As the oil and gas drilling technique known as fracking, or hydraulic fracturing, grows in this country, scientists are becoming increasingly concerned about the potential health risks some of these toxic fracking fluids pose to mammals, a new study describes.

Of the 200 commonly used compounds shot into the ground during this process, eight of them are toxic to mammals, according to the researchers.

Fracking involves injecting water with a mix of chemical additives into rock formations deep underground to promote the release of oil and gas. The practice seems to have expanded overnight in the United States, but consequently it has also stimulated major opposition and troubling reports of contaminated well water, as well as increased air pollution near drill sites.

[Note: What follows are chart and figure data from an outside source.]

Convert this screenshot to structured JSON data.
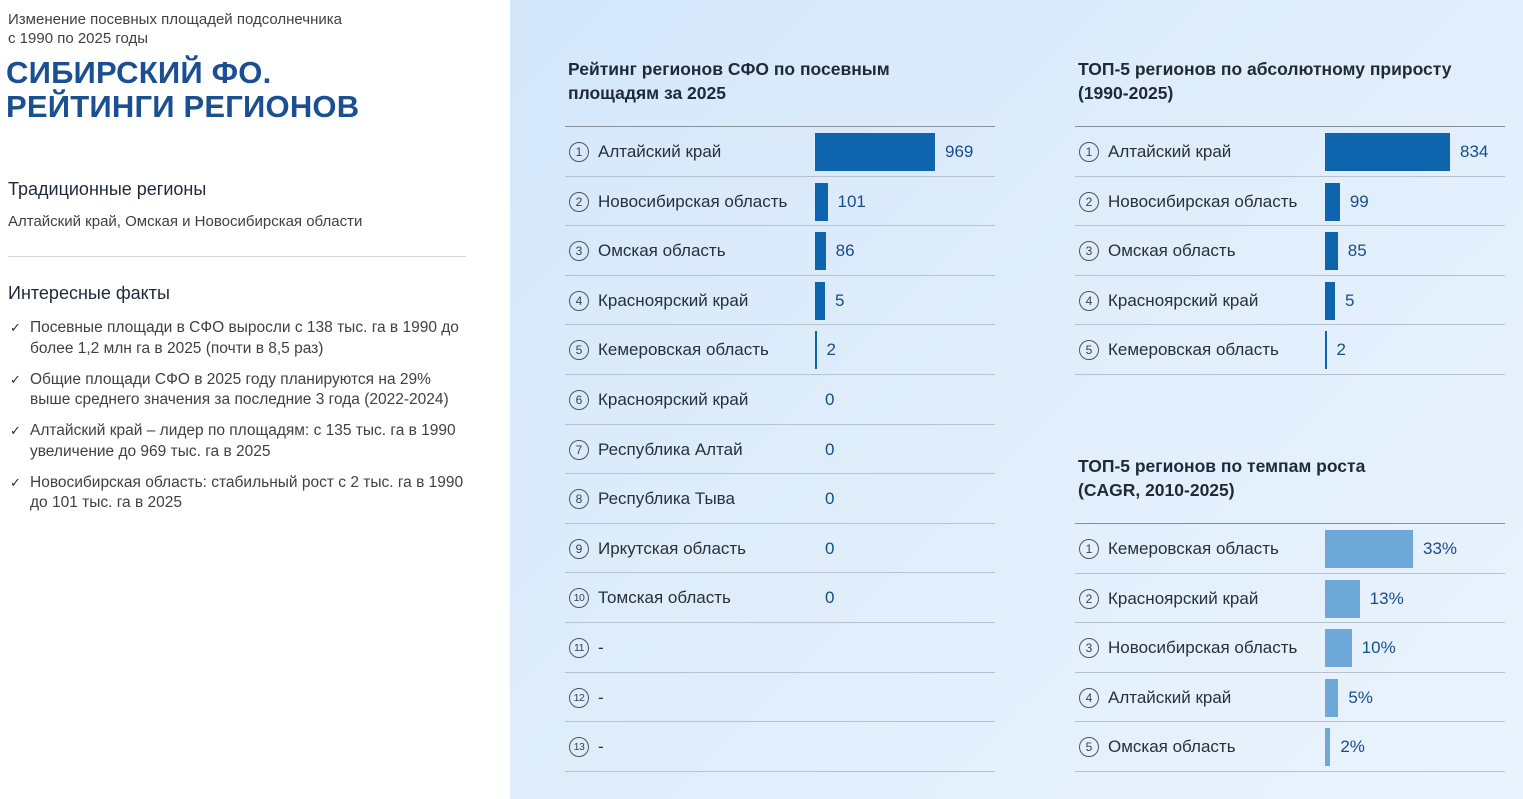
{
  "header": {
    "subtitle_line1": "Изменение посевных площадей подсолнечника",
    "subtitle_line2": "с 1990 по 2025 годы",
    "title_line1": "СИБИРСКИЙ ФО.",
    "title_line2": "РЕЙТИНГИ РЕГИОНОВ"
  },
  "traditional": {
    "heading": "Традиционные регионы",
    "text": "Алтайский край, Омская и Новосибирская области"
  },
  "facts": {
    "heading": "Интересные факты",
    "items": [
      "Посевные площади в СФО выросли с 138 тыс. га в 1990 до более 1,2 млн га в 2025 (почти в 8,5 раз)",
      "Общие площади СФО в 2025 году планируются на 29% выше среднего значения за последние 3 года (2022-2024)",
      "Алтайский край – лидер по площадям: с 135 тыс. га в 1990 увеличение до 969 тыс. га в 2025",
      "Новосибирская область: стабильный рост с 2 тыс. га в 1990 до 101 тыс. га в 2025"
    ]
  },
  "colors": {
    "dark_bar": "#0e64ad",
    "light_bar": "#6ea8d8",
    "value_text": "#164d8b"
  },
  "chart_data": [
    {
      "type": "bar",
      "orientation": "horizontal",
      "title_line1": "Рейтинг регионов СФО по посевным",
      "title_line2": "площадям за 2025",
      "ranks": [
        "1",
        "2",
        "3",
        "4",
        "5",
        "6",
        "7",
        "8",
        "9",
        "10",
        "11",
        "12",
        "13"
      ],
      "categories": [
        "Алтайский край",
        "Новосибирская область",
        "Омская область",
        "Красноярский край",
        "Кемеровская область",
        "Красноярский край",
        "Республика Алтай",
        "Республика Тыва",
        "Иркутская область",
        "Томская область",
        "-",
        "-",
        "-"
      ],
      "values": [
        969,
        101,
        86,
        5,
        2,
        0,
        0,
        0,
        0,
        0,
        null,
        null,
        null
      ],
      "value_labels": [
        "969",
        "101",
        "86",
        "5",
        "2",
        "0",
        "0",
        "0",
        "0",
        "0",
        "",
        "",
        ""
      ],
      "bar_color": "#0e64ad"
    },
    {
      "type": "bar",
      "orientation": "horizontal",
      "title_line1": "ТОП-5 регионов по абсолютному приросту",
      "title_line2": "(1990-2025)",
      "ranks": [
        "1",
        "2",
        "3",
        "4",
        "5"
      ],
      "categories": [
        "Алтайский край",
        "Новосибирская область",
        "Омская область",
        "Красноярский край",
        "Кемеровская область"
      ],
      "values": [
        834,
        99,
        85,
        5,
        2
      ],
      "value_labels": [
        "834",
        "99",
        "85",
        "5",
        "2"
      ],
      "bar_color": "#0e64ad"
    },
    {
      "type": "bar",
      "orientation": "horizontal",
      "title_line1": "ТОП-5 регионов по темпам роста",
      "title_line2": "(CAGR, 2010-2025)",
      "ranks": [
        "1",
        "2",
        "3",
        "4",
        "5"
      ],
      "categories": [
        "Кемеровская область",
        "Красноярский край",
        "Новосибирская область",
        "Алтайский край",
        "Омская область"
      ],
      "values": [
        33,
        13,
        10,
        5,
        2
      ],
      "value_labels": [
        "33%",
        "13%",
        "10%",
        "5%",
        "2%"
      ],
      "bar_color": "#6ea8d8"
    }
  ]
}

"The industrial side was saying, 'We're just using food additives, basically making ice cream here,'" lead author William Stringfellow said in an American Chemical Society (ACS) news release. "On the other side, there's talk about the injection of thousands of toxic chemicals. As scientists, we looked at the debate and asked, 'What's the real story?'"

To figure out for themselves who is right, Stringfellow's team at Lawrence Berkeley National Laboratory and University of the Pacific analyzed a list of substances commonly used in fracking. They include gelling agents to thicken the fluids, biocides to keep microbes from growing, sand to prop open tiny cracks in the rocks and compounds to prevent pipe corrosion.

What they found was that some fracking fluids do indeed contain many nontoxic and food-grade materials, but just because something is edible or biodegradable doesn't necessarily mean that it can be easily disposed of, Stringfellow notes.

"You can't take a truckload of ice cream and dump it down the storm drain," he explained. "Even ice cream manufacturers have to treat dairy wastes, which are natural and biodegradable. They must break them down rather than releasing them directly into the environment."

Most fracking compounds require treatment before being released. They also identified eight compounds, albeit not thousands, which are reportedly toxic to mammals.

"We can't let shale development outpace our understanding of its environmental impacts," Morgan Tingley, co-author of a recent study published in the journal Frontiers in Ecology and the Environment, said in a statement. "The past has taught us that environmental impacts of large-scale development and resource extraction, whether coal plants, large dams or biofuel monocultures, are more than the sum of their parts."

The scientists presented their findings Aug. 13 at the ACS's 248th National Meeting & Exposition.